Although this program — called On Ramp — has been in place for three years, Yavneh hasn’t publicized it. Rabbi Knapp wanted to be sure that it was working properly first, that the kinks were straightened out.

Then October 7 happened; since then, more families have reconsidered the value of day schools. Parents moved toward it in two ways, Rabbi Knapp said. “Some people were leaving where they’d been. They were afraid. The others were running toward us. Running toward a rekindling, thinking ‘I want my child to know what it means to be Jewish. I want my child to know what it means to have a strong Jewish education.’

“The school is bursting,” Rabbi Knapp said. “We were at capacity even before this program. Last year we had seven new kids; we’re averaging six new students.”

One difference between parents who always knew they’d wanted day school and these new ones is when they apply, he said. Typically, a day school’s recruiting season is at the beginning of the school year. “Usually once we hit December, admission is closed,” Rabbi Knapp said. “So if I get an inquiry in March, or April, or May, and I see that the child already is in a Jewish school, I respectfully say that it’s too late for this year, and let’s set up a conversation early next year.

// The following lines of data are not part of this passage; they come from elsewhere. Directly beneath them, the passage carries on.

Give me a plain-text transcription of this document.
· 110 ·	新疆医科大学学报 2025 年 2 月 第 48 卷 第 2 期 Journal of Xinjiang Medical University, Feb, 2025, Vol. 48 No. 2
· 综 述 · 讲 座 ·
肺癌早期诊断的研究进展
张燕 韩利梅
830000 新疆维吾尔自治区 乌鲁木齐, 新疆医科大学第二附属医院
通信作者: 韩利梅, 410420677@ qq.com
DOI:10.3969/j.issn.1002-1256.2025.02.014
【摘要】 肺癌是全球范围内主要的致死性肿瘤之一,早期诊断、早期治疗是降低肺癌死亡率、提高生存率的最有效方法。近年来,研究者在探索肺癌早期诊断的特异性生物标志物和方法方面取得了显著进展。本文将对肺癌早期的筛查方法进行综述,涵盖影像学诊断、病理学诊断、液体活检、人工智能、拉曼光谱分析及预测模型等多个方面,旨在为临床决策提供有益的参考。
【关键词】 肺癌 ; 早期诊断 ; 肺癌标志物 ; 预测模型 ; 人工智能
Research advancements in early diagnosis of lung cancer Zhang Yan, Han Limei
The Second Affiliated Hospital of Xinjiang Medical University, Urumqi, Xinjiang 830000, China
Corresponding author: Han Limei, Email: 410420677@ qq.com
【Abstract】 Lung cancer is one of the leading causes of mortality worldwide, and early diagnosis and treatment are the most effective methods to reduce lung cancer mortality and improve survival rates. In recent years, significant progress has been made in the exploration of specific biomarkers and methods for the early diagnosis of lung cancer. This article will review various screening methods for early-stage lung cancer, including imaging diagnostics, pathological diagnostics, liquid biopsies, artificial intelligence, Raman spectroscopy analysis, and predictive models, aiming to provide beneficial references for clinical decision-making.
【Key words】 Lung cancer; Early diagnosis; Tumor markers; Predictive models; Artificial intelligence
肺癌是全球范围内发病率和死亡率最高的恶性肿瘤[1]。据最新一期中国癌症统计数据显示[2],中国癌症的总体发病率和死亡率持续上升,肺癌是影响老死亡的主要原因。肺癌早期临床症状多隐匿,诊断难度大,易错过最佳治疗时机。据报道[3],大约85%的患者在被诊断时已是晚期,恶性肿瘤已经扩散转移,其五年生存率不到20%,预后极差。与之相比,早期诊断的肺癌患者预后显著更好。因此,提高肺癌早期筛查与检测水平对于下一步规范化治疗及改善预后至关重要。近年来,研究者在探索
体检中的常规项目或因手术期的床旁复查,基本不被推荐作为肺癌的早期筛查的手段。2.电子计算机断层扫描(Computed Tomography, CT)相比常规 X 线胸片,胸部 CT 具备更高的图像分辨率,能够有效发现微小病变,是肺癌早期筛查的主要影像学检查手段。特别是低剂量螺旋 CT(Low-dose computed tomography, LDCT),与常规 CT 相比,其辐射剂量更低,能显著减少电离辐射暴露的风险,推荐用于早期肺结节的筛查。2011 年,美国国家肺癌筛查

“But if a child is not yet in a Jewish school, even if we are at capacity,we try to make it work. We don’t want to make them wait for 18 months.”

Although kids who go to Yavneh from secular schools all need tutoring in Judaics, their needs when it comes to secular studies vary. Some of them need some help catching up there too, while others are more advanced than the classes they join. Those kids are given enrichment work. “The support we give can go in either direction,” Rabbi Knapp said.

Once the new children are at Yavneh, they’re quickly absorbed into the life of the class, the grade, and the school. “They make friends quickly,” Rabbi Knapp said. “Most of the kids have similar interests — playing soccer, going for ice cream, listening to music, watching movies — the social adjustment has been comfortable.”

They fit into the extracurriculars too. “They’ve been elected by their peers into student government, been on sports teams, in the choir. They’re fully integrated. And so far, they’ve all gone on to yeshiva high schools.”

On Ramp exists because “there is a communal need, an obligation, that if there is an interest in Jewish education, we have to step up to meet it,” Rabbi Knapp said. “Jewish education has always been at the core of the community, so there always is an obligation to provide it.”